Black leaders objected to the highway plan, but without the same political influence as a white community, their concerns about the life of the neighborhood and the future of people in it fell largely on deaf ears. Construction began September 1956, just a few months after Congress passed the Federal Aid Highway Act that initiated the building of the highway system, and by 1968, a vast roadway spanning multiple lanes sliced down the middle of Rondo.
Local historians estimate that more than 300 businesses were destroyed, and more than 600 families lost their home. Some had little choice but to sell their property to the city at a fraction of its value, while those who resisted were forcibly removed. Thousands of residents were left to find a new place to live in a region where officials deliberately used redlining practices and racial housing covenants to restrict home sales to African Americans.
DiMento’s research documented similar costs to African Americans when highways tore through other cities. In Syracuse, New York, for example, many of those displaced were low-income renters whose buildings were condemned and razed for the development of I-81.“They weren’t welcomed in white communities and in suburbs, so their dispersion throughout the existing less economically viable parts of city took place,” he said.

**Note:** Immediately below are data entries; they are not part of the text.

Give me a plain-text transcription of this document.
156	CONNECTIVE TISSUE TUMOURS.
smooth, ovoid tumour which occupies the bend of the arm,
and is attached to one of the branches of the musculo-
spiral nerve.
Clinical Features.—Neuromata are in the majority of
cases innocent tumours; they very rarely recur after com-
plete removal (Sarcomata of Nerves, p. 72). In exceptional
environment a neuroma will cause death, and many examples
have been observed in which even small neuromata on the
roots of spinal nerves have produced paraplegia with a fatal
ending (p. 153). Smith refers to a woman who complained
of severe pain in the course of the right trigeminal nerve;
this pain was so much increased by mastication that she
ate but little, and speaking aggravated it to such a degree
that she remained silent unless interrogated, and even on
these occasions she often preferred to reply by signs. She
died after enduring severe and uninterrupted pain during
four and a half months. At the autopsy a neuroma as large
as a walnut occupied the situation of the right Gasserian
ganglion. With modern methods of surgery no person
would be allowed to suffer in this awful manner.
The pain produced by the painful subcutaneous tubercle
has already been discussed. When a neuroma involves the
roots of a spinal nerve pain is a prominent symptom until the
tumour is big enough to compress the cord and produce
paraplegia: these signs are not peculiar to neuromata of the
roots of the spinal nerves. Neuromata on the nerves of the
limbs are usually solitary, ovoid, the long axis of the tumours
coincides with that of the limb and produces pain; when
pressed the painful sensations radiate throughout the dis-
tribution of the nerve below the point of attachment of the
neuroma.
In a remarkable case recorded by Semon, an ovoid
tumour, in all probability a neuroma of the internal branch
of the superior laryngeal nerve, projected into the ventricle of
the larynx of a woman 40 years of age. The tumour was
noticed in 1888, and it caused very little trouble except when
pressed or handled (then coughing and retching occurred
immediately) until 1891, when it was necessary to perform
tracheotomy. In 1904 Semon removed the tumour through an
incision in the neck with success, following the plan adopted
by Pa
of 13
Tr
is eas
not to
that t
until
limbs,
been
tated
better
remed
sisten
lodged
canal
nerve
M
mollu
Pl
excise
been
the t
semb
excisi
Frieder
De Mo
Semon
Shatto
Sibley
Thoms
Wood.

In city after city, black residents who were left behind in their cut-up neighborhood were now walled off by these highways in “border vacuums” with far more limited access to job opportunities across town. “It’s just quite remarkable how little fluidity there is across these barriers.” DiMento said.
Between high rates of unemployment, population loss and lowered land values, the effects of racial segregation carried over to generations of residents. In the Twin Cities today, only 25% of black families are homeowners, a rate that remains almost as low as the years right after the opening of I-94. The federal Fair Housing Act of 1968, which made housing discrimination illegal, has done little to mitigate the damage from segregation.
The U.S. continues to fund roadway expansion over public transit infrastructure — exacerbating the economic and health disparities among African Americans. As Governor Walz emphasized Saturday, the continual push for those projects still says to communities that they are, for all intents and purposes, invisible.
Taking protests to those very highways is in that sense a pursuit of visibility. It’s not just in the demonstrations for George Floyd, but in past uprisings over police brutality as well: Dozens shut down I-94 in 2016 after police killed Philando Castile during a traffic stop in a Minnesotan suburb. And in 2014, mass protests stalled traffic on 101 freeway in Los Angeles and highways in several other cities to demand justice for 12-year-old Tamir Rice and 18-year old Michael Brown — both shot dead by white police officers in separate incidents.
“I don’t know how the decision was made to protest on the freeways but I think it has an interesting symbolic gesture,” DiMento said. “Freeways move people out of inner cities to the suburbs; freeways are escape routes from the lower-income areas. They represent decisions made by the powerful that have historically served people who didn’t live in the poor communities.”